- Date: 8–14 October
- Edition: 11th
- Surface: Hard / outdoor
- Location: Tokyo, Japan

Champions

Men's singles
- David Pate

Women's singles
- Lilian Drescher

Men's doubles
- David Dowlen / Nduka Odizor

Women's doubles
- Betsy Nagelsen / Candy Reynolds
- ← 1983 · Japan Open · 1985 →

= 1984 Japan Open Tennis Championships =

The 1984 Japan Open Tennis Championships was a tennis tournament played on outdoor hard courts in Tokyo, Japan that was part of the 1984 Volvo Grand Prix and the 1984 Virginia Slims World Championship Series. The tournament was held from 8 October through 14 October 1984. David Pate and Lilian Drescher won the singles titles.

==Finals==

===Men's singles===
USA David Pate defeated USA Terry Moor 6–3, 7–5
- It was Pate's 1st singles title of his career.

===Women's singles===
SUI Lilian Drescher defeated USA Shawn Foltz 6–4, 6–2
- It was Drescher' only career title.

===Men's doubles===
USA David Dowlen / NGR Nduka Odizor defeated USA Mark Dickson / USA Steve Meister 6–7, 6–4, 6–3
- It was Dowlen's 2nd title of the year and the 3rd of his career.

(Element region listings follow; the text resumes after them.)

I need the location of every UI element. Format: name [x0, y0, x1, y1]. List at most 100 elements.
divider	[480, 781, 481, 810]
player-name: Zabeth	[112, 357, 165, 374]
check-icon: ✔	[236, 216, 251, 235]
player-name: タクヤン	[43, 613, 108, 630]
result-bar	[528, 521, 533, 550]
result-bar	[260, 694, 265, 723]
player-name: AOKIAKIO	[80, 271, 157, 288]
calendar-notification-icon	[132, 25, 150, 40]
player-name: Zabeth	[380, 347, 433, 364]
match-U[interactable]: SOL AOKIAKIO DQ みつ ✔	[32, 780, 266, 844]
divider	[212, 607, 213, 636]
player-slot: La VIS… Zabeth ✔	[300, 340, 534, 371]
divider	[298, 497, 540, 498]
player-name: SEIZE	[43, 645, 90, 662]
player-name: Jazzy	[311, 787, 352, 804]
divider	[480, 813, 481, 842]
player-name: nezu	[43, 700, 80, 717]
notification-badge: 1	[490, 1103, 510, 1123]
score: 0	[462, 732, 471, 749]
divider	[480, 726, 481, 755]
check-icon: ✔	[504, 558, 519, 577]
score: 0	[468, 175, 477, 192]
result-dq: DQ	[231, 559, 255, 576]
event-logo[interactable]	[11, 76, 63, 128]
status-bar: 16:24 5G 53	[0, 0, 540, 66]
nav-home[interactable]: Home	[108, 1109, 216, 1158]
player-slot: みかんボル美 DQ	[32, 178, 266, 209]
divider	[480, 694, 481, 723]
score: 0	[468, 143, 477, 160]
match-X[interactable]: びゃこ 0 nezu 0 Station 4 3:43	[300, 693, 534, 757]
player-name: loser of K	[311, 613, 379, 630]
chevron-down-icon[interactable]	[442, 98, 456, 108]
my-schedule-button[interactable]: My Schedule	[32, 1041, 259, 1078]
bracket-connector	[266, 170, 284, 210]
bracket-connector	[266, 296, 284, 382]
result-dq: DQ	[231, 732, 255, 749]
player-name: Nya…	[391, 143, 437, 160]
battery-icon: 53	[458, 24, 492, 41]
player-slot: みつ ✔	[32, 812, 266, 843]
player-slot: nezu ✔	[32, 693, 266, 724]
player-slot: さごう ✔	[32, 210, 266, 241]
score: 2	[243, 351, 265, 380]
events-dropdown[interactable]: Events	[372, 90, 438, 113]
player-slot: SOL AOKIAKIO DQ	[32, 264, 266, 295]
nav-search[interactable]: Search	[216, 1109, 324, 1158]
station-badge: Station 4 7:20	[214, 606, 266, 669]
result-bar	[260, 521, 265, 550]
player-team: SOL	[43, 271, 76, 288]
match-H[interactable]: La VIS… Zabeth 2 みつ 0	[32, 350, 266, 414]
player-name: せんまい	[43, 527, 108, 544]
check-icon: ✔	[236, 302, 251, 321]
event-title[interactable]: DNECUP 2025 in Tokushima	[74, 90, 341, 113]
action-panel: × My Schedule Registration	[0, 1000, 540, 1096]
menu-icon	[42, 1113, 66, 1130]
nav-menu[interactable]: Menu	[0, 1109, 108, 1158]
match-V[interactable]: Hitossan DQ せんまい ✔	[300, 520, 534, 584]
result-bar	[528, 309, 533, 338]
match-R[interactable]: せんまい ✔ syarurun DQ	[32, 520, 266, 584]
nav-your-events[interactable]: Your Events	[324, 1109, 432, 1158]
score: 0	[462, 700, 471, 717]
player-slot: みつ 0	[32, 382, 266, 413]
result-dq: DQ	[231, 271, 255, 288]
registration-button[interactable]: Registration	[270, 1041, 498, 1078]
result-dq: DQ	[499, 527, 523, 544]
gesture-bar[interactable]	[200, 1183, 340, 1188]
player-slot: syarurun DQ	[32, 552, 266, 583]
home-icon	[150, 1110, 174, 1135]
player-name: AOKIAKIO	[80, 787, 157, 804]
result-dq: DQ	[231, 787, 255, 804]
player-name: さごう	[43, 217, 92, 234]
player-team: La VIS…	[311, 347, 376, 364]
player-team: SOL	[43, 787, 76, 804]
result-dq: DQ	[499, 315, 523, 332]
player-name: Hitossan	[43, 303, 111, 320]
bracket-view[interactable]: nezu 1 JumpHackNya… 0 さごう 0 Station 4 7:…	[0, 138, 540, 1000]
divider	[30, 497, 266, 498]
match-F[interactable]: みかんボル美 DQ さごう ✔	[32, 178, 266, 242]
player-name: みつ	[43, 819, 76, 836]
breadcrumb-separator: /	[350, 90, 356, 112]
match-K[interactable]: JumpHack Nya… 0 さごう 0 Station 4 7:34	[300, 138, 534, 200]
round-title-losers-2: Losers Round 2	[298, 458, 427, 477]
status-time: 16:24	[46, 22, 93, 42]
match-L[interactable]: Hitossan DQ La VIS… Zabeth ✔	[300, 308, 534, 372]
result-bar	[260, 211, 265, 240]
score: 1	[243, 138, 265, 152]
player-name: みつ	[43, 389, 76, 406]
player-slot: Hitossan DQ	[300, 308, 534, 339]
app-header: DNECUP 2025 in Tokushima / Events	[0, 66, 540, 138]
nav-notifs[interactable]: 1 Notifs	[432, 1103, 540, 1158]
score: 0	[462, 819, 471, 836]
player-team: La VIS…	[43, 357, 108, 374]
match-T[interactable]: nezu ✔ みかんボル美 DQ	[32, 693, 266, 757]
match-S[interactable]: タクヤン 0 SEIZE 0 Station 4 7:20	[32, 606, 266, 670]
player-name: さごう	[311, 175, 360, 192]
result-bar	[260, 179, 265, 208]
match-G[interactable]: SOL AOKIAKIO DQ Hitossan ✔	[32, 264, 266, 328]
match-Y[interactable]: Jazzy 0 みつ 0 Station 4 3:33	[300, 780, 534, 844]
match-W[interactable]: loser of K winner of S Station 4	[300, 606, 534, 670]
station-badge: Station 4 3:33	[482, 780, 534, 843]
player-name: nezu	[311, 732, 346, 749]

It was Odizor's 2nd title of the year and the 5th of her career.

===Women's doubles===
USA Betsy Nagelsen / USA Candy Reynolds defeated ARG Emilse Raponi-Longo / ARG Adriana Villagrán-Reami 6–3, 6–2
- It was Nagelsen's 3rd title of the year and the 14th of her career. It was Reynolds' 3rd title of the year and the 20th of her career.